SP-Unternehmer zur Resolution der FP-Wirtschaftstreibenden

Wien (OTS) - Der Präsident des Wirtschaftsverbandes Wien, GR Fritz Strobl, erlaubt sich, seiner Verwunderung darüber Ausdruck zu verleihen, dass der Ring Freier Wirtschaftstreibender FP-Spitzenfunktionären Vorwürfe über das "Sprengen" der FPÖVP-Koalition macht. "Als selbsternannte Vertreter der Klein- und Mittelbetriebe muss der RFW wissen, wie es um diese bestellt ist. Der Abgang der noch-Bundesregierung ist das ermutigendste Zeichen für alle Klein- und Mittelunternehmen Österreichs seit langem. Die desaströse Politik von Schwarz-Blau hat, mit reger Unterstützung des RFW, eine Politik betrieben, die sich stets nur an den Interessen von Branchenriesen, Handelsketten und multinationalen Konzernen orientiert hat. Dass diese Regierung nun die wohl verdiente rote Karte erhält, sollte jeden Fürsprecher von Klein- und Mittelbetrieben freudig stimmen."

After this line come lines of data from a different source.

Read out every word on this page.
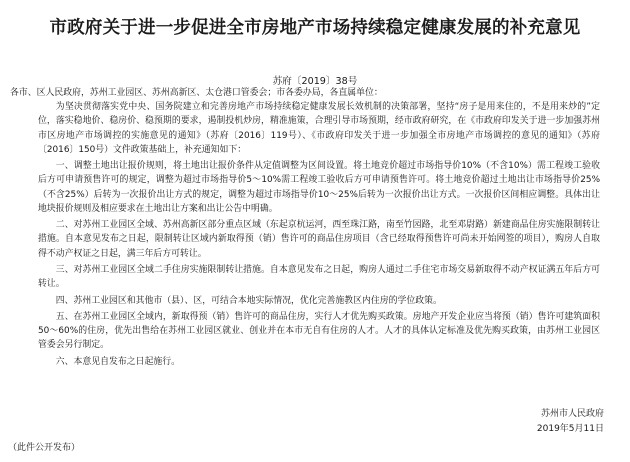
市政府关于进一步促进全市房地产市场持续稳定健康发展的补充意见
苏府〔2019〕38号

各市、区人民政府，苏州工业园区、苏州高新区、太仓港口管委会；市各委办局，各直属单位：

为坚决贯彻落实党中央、国务院建立和完善房地产市场持续稳定健康发展长效机制的决策部署，坚持“房子是用来住的，不是用来炒的”定位，落实稳地价、稳房价、稳预期的要求，遏制投机炒房，精准施策，合理引导市场预期，经市政府研究，在《市政府印发关于进一步加强苏州市区房地产市场调控的实施意见的通知》（苏府〔2016〕119号）、《市政府印发关于进一步加强全市房地产市场调控的意见的通知》（苏府〔2016〕150号）文件政策基础上，补充通知如下：

一、调整土地出让报价规则，将土地出让报价条件从定值调整为区间设置。将土地竞价超过市场指导价10%（不含10%）需工程竣工验收后方可申请预售许可的规定，调整为超过市场指导价5～10%需工程竣工验收后方可申请预售许可。将土地竞价超过土地出让市场指导价25%（不含25%）后转为一次报价出让方式的规定，调整为超过市场指导价10～25%后转为一次报价出让方式。一次报价区间相应调整。具体出让地块报价规则及相应要求在土地出让方案和出让公告中明确。

二、对苏州工业园区全域、苏州高新区部分重点区域（东起京杭运河，西至珠江路，南至竹园路，北至邓尉路）新建商品住房实施限制转让措施。自本意见发布之日起，限制转让区域内新取得预（销）售许可的商品住房项目（含已经取得预售许可尚未开始网签的项目），购房人自取得不动产权证之日起，满三年后方可转让。

三、对苏州工业园区全域二手住房实施限制转让措施。自本意见发布之日起，购房人通过二手住宅市场交易新取得不动产权证满五年后方可转让。

四、苏州工业园区和其他市（县）、区，可结合本地实际情况，优化完善施教区内住房的学位政策。

五、在苏州工业园区全域内，新取得预（销）售许可的商品住房，实行人才优先购买政策。房地产开发企业应当将预（销）售许可建筑面积50～60%的住房，优先出售给在苏州工业园区就业、创业并在本市无自有住房的人才。人才的具体认定标准及优先购买政策，由苏州工业园区管委会另行制定。

六、本意见自发布之日起施行。

苏州市人民政府
2019年5月11日
（此件公开发布）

Dass dem Land durch die FPÖ irreparabler Schaden zugefügt wurde, sei zweifellos richtig. Die Wirtschaftspolitik sei von Zynismus und Ignoranz geprägt gewesen. Die Regierung habe alle ihre Zusagen gegenüber der Wirtschaft gebrochen. "Statt Belastungen zu senken, hat die FPÖVP-Koalition neue erfunden, die versprochene Steuerreform wurde auf die lange Bank geschoben, statt wirksamer Konjunkturprogramme hat sich die Regierung in Schönreden geübt. Eine Fortsetzung der Wirtschaftspolitik wäre eine Bedrohung für den Wohlfahrtsstaat gewesen."

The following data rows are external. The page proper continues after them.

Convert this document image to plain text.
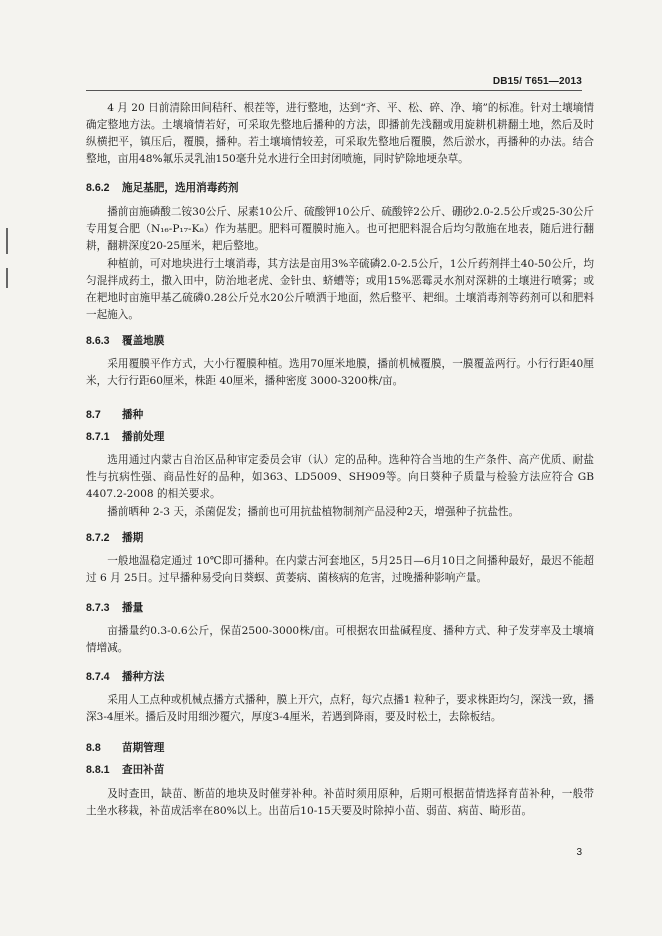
DB15/ T651—2013

4 月 20 日前清除田间秸秆、根茬等，进行整地，达到“齐、平、松、碎、净、墒”的标准。针对土壤墒情确定整地方法。土壤墒情若好，可采取先整地后播种的方法，即播前先浅翻或用旋耕机耕翻土地，然后及时纵横把平，镇压后，覆膜，播种。若土壤墒情较差，可采取先整地后覆膜，然后淤水，再播种的办法。结合整地，亩用48%氟乐灵乳油150毫升兑水进行全田封闭喷施，同时铲除地埂杂草。

8.6.2 施足基肥，选用消毒药剂

播前亩施磷酸二铵30公斤、尿素10公斤、硫酸钾10公斤、硫酸锌2公斤、硼砂2.0-2.5公斤或25-30公斤专用复合肥（N₁₆-P₁₇-K₈）作为基肥。肥料可覆膜时施入。也可把肥料混合后均匀散施在地表，随后进行翻耕，翻耕深度20-25厘米，耙后整地。

种植前，可对地块进行土壤消毒，其方法是亩用3%辛硫磷2.0-2.5公斤，1公斤药剂拌土40-50公斤，均匀混拌成药土，撒入田中，防治地老虎、金针虫、蛴螬等；或用15%恶霉灵水剂对深耕的土壤进行喷雾；或在耙地时亩施甲基乙硫磷0.28公斤兑水20公斤喷洒于地面，然后整平、耙细。土壤消毒剂等药剂可以和肥料一起施入。

8.6.3 覆盖地膜

采用覆膜平作方式，大小行覆膜种植。选用70厘米地膜，播前机械覆膜，一膜覆盖两行。小行行距40厘米，大行行距60厘米，株距 40厘米，播种密度 3000-3200株/亩。

8.7 播种
8.7.1 播前处理

选用通过内蒙古自治区品种审定委员会审（认）定的品种。选种符合当地的生产条件、高产优质、耐盐性与抗病性强、商品性好的品种，如363、LD5009、SH909等。向日葵种子质量与检验方法应符合 GB 4407.2-2008 的相关要求。

播前晒种 2-3 天，杀菌促发；播前也可用抗盐植物制剂产品浸种2天，增强种子抗盐性。

8.7.2 播期

一般地温稳定通过 10℃即可播种。在内蒙古河套地区，5月25日—6月10日之间播种最好，最迟不能超过 6 月 25日。过早播种易受向日葵螟、黄萎病、菌核病的危害，过晚播种影响产量。

8.7.3 播量

亩播量约0.3-0.6公斤，保苗2500-3000株/亩。可根据农田盐碱程度、播种方式、种子发芽率及土壤墒情增减。

8.7.4 播种方法

采用人工点种或机械点播方式播种，膜上开穴，点籽，每穴点播1 粒种子，要求株距均匀，深浅一致，播深3-4厘米。播后及时用细沙覆穴，厚度3-4厘米，若遇到降雨，要及时松土，去除板结。

8.8 苗期管理
8.8.1 查田补苗

及时查田，缺苗、断苗的地块及时催芽补种。补苗时须用原种，后期可根据苗情选择育苗补种，一般带土坐水移栽，补苗成活率在80%以上。出苗后10-15天要及时除掉小苗、弱苗、病苗、畸形苗。

3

Den KMUs seien nicht, wie vom RFW behauptet, durch den Bruch der Koalition, sondern durch die "Arbeit" der blau-schwarzen Regierung schwere Nachteile entstanden.

"Die Bilanz ist vernichtend: deutlich weniger Förderungen im Export und im Bereich der Klein- und Mittelbetriebe, um ein Drittel weniger öffentliche Investitionen, mit 47,2 % hat Österreich die höchste Steuer- und Abgabenquote in der Geschichte und die Arbeitslosenzahlen sind um 17 % gegenüber 2001 gestiegen. Die versprochene Lohnnebenkosten-Senkung wurde nicht erreicht, aber Milliarden Euro sollten für den sinnlosen Kauf der teuersten Abfangjäger ausgegeben werden. Die Klein- und Mittelbetriebe
stehen vor dem Scherbenhaufen der Wirtschaftspolitik von FP und VP. Pleitewellen folgen einander und die Umsätze sind vor allem im Handel eingebrochen, weil die Kaufkraft der Konsumenten radikal geschwächt wurde. Was soll den KMUs Besseres passieren, als wenn die Verantwortlichen für diese Lage in die Wüste geschickt werden?"

Der RFW sei sich wohl bewusst, selber zu den Verantwortlichen zu zählen und daher über das Ende der Koalition unglücklich, so der Wiener Wirtschaftsverband-Präsident.